Monsieur, dem es sehr unangenehm war, sich von der ersten Kraft seines Etablissements verlassen zu sehen, ging, die Mütze in der Hand, zu Elisa hinauf und bat sie, zu bleiben. Ein paar Minuten später erschien keuchend und schwitzend Madame selbst, gefolgt von sämtlichen Mädchen des Hauses, die hinter ihr auf der Wendeltreppe eine lange theatralische Prozession bildeten, die eine mit irgend einer Nippesfigur, die andere mit einem Blumenstrauß in den Händen. Unter Krokodilstränen erklärte die dicke Frau, wie unglücklich sie sei, sagte, daß ihr Kummer sie halb verrückt gemacht hätte, und dann drängte sie nacheinander ihre sieben Mädchen in Elisas Arme, die ihre Kollegin umarmten und mit Schmeichelreden und Freundschaftsworten, mit der anbefohlenen Verzweiflungsmiene auf den Gesichtern, und mit dem kleinen Geschenk, das sie verlegen in den Fingern drehten, Elisa zu versöhnen und zurückzuhalten suchten. Elisa aber blieb unerbittlich. Sie besaß einen unbeugsamen Willen, der einen im Zorn gefällten Entschluß nie wieder umstößt. Lieber wolle sie sich pfählen lassen, wie sie sagte, als nachgeben. Alles, was der Klagechor, der über Zimmer, Flur und Stiege verteilt war, erreichen konnte – und das nur mit vieler Mühe und unter Anrufung ihres Mitleids für den Sterbenden – war das Zugeständnis von ein oder zwei Wochen.

Seit langem fesselte Elisa nichts mehr an das Haus, ja seit einigen Tagen schon trieb sie die noch unklare Vorstellung eines romantischen und großherzigen Entschlusses immer lebhafter an, das Haus zu verlassen. Während sich ihre Gedanken in die Romane der Leihbibliothek von Bourlemont verbohrten, während dieses monatelangen Aufgehens in imaginären Heldentaten und Opfern, war in Elisa die Begierde erwacht, Handlungen zu vollbringen, ähnlich wie ihre Romanheldinnen, ein unabweisbares Verlangen, sich gleichfalls auf ihre Art aufzuopfern, quälte das Herz des jungen Mädchens.
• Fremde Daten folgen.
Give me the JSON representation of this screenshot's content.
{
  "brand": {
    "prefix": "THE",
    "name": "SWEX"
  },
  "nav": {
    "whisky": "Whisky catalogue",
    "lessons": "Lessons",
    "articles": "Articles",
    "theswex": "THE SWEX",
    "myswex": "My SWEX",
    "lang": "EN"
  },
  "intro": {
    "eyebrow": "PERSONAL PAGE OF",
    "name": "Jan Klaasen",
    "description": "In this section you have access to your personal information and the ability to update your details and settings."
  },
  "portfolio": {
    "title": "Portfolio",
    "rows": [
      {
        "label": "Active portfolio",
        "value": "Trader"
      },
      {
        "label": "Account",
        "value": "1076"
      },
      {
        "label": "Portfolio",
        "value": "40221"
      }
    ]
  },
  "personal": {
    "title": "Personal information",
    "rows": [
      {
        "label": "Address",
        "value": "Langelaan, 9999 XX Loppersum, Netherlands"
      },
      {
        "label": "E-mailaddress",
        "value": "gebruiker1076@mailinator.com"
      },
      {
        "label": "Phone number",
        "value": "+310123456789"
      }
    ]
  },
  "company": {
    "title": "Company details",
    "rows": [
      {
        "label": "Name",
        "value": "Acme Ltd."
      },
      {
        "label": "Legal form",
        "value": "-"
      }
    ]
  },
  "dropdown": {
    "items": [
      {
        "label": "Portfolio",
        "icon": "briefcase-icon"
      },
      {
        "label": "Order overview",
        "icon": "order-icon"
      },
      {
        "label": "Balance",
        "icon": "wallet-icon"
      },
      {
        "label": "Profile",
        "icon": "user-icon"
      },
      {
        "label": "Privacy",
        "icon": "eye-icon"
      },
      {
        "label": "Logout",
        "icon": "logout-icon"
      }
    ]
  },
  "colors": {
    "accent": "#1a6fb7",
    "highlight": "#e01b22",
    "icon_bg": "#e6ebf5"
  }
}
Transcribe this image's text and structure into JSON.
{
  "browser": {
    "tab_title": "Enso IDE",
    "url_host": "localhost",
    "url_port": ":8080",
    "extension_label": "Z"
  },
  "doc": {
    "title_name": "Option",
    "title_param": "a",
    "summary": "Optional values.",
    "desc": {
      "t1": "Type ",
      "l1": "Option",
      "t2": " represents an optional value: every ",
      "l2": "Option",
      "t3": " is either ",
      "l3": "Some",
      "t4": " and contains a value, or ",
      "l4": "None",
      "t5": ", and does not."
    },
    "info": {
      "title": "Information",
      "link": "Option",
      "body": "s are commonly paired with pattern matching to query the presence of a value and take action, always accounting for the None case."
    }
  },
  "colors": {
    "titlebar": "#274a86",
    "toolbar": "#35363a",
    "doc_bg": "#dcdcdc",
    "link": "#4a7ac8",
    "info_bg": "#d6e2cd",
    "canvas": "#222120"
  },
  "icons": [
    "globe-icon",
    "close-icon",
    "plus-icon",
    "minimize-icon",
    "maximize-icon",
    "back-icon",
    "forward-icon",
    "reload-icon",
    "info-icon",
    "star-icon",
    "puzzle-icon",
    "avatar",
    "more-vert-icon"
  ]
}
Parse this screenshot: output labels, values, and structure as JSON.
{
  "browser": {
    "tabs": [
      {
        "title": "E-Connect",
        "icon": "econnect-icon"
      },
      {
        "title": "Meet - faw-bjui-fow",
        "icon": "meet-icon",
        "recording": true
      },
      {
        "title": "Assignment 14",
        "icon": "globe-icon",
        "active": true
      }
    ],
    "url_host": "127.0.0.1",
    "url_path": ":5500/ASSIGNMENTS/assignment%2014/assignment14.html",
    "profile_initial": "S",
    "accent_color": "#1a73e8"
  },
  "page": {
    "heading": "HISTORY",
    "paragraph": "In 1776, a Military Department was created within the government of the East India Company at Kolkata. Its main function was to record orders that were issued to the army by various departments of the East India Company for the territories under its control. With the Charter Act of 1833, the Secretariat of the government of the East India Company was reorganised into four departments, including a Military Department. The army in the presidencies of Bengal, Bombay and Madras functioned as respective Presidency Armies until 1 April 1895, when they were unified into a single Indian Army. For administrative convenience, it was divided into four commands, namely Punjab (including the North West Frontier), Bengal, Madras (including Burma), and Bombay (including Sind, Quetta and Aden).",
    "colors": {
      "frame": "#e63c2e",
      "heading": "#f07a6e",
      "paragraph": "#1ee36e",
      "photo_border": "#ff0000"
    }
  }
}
Ihre Einbildungskraft sehnte einen Mann herbei, dem sie huldigen und ihr Leben opfern könnte, einen Mann, den sie sich in der Gloriole schrecklicher Gefahren, Abenteuer und Kämpfe vorstellte. Und da kam nun eines Abends ein Handlungsreisender ins Haus geschneit, der auf ihrem Nachtkästchen zwei Pistolen, einen Dolch, ein ganzes Arsenal ablegte. Dieser Mann erzählte von nichts anderem als von seinen Waffentaten, von blutigen Revolten und Greuelszenen, daß einem die Gänsehaut über den Rücken lief. Beim Licht einer Kerze, die er hinter seine Visitenkarte hielt, zeigte der Commis voyageur Elisa eine Freiheitsmütze in einem gleichschenkligen Dreieck. Er sprach mit gedämpfter Stimme den Namen eines gefürchteten geheimen Bundes aus, sein scheuer Blick schien den von der Polizei gehetzten Verschwörer zu verraten, der jeden Augenblick fürchten muß, aus dem Wandschrank einen Polizisten springen zu sehen. Bevor er sich schlafen legte, schob er die Kommode vor die Tür. Er hatte Champagner bestellt; als er beschwipst war, begann er sein junges Leben zu beklagen, das, ach wie bald! durch die Guillotine oder auf dem Richtblock enden würde. Der Tod, der über seinem Haupte schwebte, diese Vergangenheit finsterer Verschwörungen, der geheimnisvolle Zauber, den das Wort »Mitglied der Marainnen« auf das Volk ausübt, all das machte aus dem Commis voyageur den Menschen, den das Leben bestimmt zu haben schien, die romantischen Ideen dieser beklagenswerten Frau völlig einzunehmen. Da stand in Fleisch und Blut der Held, wie ihn Elisa erträumt hatte.

Einige Tage nach dem Auftritt mit der Madame kam der Handlungsreisende, der seine Geschäfte in Bourlemont erledigt hatte, um sich von Elisa zu verabschieden. Sie fragte ihn, in welche Stadt er fahre, und wann er dort eintreffen würde.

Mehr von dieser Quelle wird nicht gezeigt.